9912 Donizetti
- Orbit of Donizetti (blue) with the inner planets and Jupiter (outermost)

Discovery
- Discovered by: C. J. van Houten I. van Houten-G. T. Gehrels
- Discovery site: Palomar Obs.
- Discovery date: 16 October 1977

Designations
- Named after: Gaetano Donizetti (Italian composer)
- Alternative designations: 2078 T-3 · 1979 BH_{1} 1989 SJ_{10}
- Minor planet category: main-belt · (middle) · Rafita

Orbital characteristics
- Epoch 4 September 2017 (JD 2458000.5)
- Uncertainty parameter 0
- Observation arc: 39.66 yr (14,486 days)
- Aphelion: 2.9466 AU
- Perihelion: 2.1790 AU
- Semi-major axis: 2.5628 AU
- Eccentricity: 0.1498
- Orbital period (sidereal): 4.10 yr (1,499 days)
- Mean anomaly: 61.175°
- Mean motion: 0° 14^{m} 24.72^{s} / day
- Inclination: 7.2616°
- Longitude of ascending node: 344.18°
- Argument of perihelion: 227.50°

Physical characteristics
- Dimensions: 6.54 km (calculated) 6.922±0.310 km
- Synodic rotation period: 6.228±0.0018 h (R) 6.230±0.0018 h (R)
- Geometric albedo: 0.20 (assumed) 0.255±0.043
- Spectral type: S
- Absolute magnitude (H): 12.838±0.003 (R) · 12.9 · 12.903±0.003 (R) · 13.08±0.35 · 13.29

= 9912 Donizetti =

Asteroid

9912 Donizetti, provisional designation , is a stony Rafita asteroid from the central regions of the asteroid belt, approximately 7 km in diameter. It was discovered during the third Palomar–Leiden Trojan survey in 1977, and named after Italian composer Gaetano Donizetti.

== Discovery ==

Donizetti was discovered on 16 October 1977, by the Dutch astronomers Ingrid and Cornelis van Houten, on photographic plates taken by Dutch–American astronomer Tom Gehrels at Palomar Observatory in California, United States.

=== Trojan survey ===

The survey designation "T-3" stands for the third and last Palomar–Leiden Trojan survey, named after the fruitful collaboration of the Palomar and Leiden Observatory in the 1960s and 1970s. Gehrels used Palomar's Samuel Oschin telescope (also known as the 48-inch Schmidt Telescope), and shipped the photographic plates to Ingrid and Cornelis van Houten at Leiden Observatory where astrometry was carried out. The trio are credited with the discovery of several thousand asteroids.
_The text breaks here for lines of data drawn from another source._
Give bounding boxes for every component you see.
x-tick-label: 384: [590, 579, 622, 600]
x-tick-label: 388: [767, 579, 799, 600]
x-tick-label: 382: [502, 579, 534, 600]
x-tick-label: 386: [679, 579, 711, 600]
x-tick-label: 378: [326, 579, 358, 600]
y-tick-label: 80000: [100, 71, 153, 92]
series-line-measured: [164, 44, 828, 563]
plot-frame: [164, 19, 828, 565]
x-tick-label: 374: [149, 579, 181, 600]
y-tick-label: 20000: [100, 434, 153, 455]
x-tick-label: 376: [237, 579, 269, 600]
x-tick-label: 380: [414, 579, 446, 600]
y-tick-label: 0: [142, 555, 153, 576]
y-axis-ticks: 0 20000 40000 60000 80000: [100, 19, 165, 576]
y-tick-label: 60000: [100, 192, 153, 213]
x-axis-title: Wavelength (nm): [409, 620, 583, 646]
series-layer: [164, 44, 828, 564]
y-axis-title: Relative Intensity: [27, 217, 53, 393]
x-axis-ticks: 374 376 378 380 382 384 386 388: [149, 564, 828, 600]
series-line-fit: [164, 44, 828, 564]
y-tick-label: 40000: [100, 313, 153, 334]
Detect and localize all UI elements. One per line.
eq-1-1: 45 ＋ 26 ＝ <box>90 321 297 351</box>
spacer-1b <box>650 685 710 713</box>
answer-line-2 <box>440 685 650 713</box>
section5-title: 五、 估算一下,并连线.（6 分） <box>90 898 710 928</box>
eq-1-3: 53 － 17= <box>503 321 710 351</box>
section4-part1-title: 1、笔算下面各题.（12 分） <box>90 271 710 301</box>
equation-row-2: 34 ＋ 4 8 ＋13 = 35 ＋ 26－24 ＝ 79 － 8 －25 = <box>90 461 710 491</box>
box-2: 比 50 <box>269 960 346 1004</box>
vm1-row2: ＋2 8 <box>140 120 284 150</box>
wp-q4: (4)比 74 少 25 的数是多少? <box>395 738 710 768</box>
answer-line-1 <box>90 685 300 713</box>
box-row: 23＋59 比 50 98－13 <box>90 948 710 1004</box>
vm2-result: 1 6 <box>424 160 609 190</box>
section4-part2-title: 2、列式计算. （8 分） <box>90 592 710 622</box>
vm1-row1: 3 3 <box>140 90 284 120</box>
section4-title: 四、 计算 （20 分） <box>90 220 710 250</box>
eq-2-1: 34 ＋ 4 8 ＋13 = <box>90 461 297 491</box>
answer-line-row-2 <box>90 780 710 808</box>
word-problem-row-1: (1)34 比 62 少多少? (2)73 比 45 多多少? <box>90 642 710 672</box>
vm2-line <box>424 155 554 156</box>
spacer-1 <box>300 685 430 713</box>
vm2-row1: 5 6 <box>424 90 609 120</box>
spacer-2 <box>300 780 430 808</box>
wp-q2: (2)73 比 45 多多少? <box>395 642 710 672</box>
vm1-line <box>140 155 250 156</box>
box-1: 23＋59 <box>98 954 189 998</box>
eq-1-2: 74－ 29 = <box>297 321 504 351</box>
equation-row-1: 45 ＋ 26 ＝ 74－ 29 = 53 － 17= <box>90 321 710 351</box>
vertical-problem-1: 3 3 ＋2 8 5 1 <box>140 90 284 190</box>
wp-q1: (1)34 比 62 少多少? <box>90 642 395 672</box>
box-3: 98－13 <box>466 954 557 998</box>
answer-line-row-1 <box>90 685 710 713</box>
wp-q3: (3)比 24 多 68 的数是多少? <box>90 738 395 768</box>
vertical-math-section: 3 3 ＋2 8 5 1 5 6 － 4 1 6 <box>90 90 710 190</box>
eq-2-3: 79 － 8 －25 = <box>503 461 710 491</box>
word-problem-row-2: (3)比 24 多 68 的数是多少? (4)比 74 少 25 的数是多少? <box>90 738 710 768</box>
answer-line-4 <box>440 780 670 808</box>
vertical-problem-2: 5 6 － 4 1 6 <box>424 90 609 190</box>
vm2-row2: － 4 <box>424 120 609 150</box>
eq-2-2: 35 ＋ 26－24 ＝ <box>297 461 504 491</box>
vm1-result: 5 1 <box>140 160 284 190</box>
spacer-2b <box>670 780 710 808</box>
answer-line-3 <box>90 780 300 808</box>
== Orbit and classification ==

It orbits the Sun in the central main-belt at a distance of 2.2–2.9 AU once every 4 years and 1 month (1,499 days). Its orbit has an eccentricity of 0.15 and an inclination of 7° with respect to the ecliptic.

The body's observation arc begins at the discovering Palomar Observatory on 7 October 1977, just 9 days prior to its official discovery observation.

=== Rafita family ===

Donizetti is a stony member of the Rafita family, which is located in the central main-belt just beyond the 3:1 mean-motion orbital resonance with Jupiter. The family consists of more than a thousand members, the largest being 1658 Innes and 1587 Kahrstedt, approximately 14 and 15 km in diameter, respectively. The family's namesake, 1644 Rafita, is considered an interloper to the family itself.

== Physical characteristics ==

Donizetti has been characterized as a stony S-type asteroid by Pan-STARRS photometric survey.

=== Rotation period ===

In October 2010, a rotational lightcurve of Donizetti was obtained from photometric observations in the R-band at the Palomar Transient Factory (PTF) in California. Lightcurve analysis gave a rotation period of 6.228 hours with a brightness variation of 0.19 magnitude (U=2).

In December 2011, PTF obtained a second lightcurve, also in the R-band, that gave a concurring period of 6.230 hours and a higher amplitude of 0.32 magnitude.(U=2).

=== Diameter and albedo ===

According to the surveys carried out by the NEOWISE mission of NASA's Wide-field Infrared Survey Explorer, Donizetti measures 6.922 km in diameter and its surface has an albedo of 0.255.

The Collaborative Asteroid Lightcurve Link assumes a standard albedo for stony asteroids of 0.20 and calculates a diameter of 6.54 km based on an absolute magnitude of 13.29.

== Naming ==

This minor planet was named for Italian composer of symphonies, church and chamber music and operas, Gaetano Donizetti (1797–1848). The approved naming citation was published by the Minor Planet Center on 2 April 1999 (M.P.C. 34356).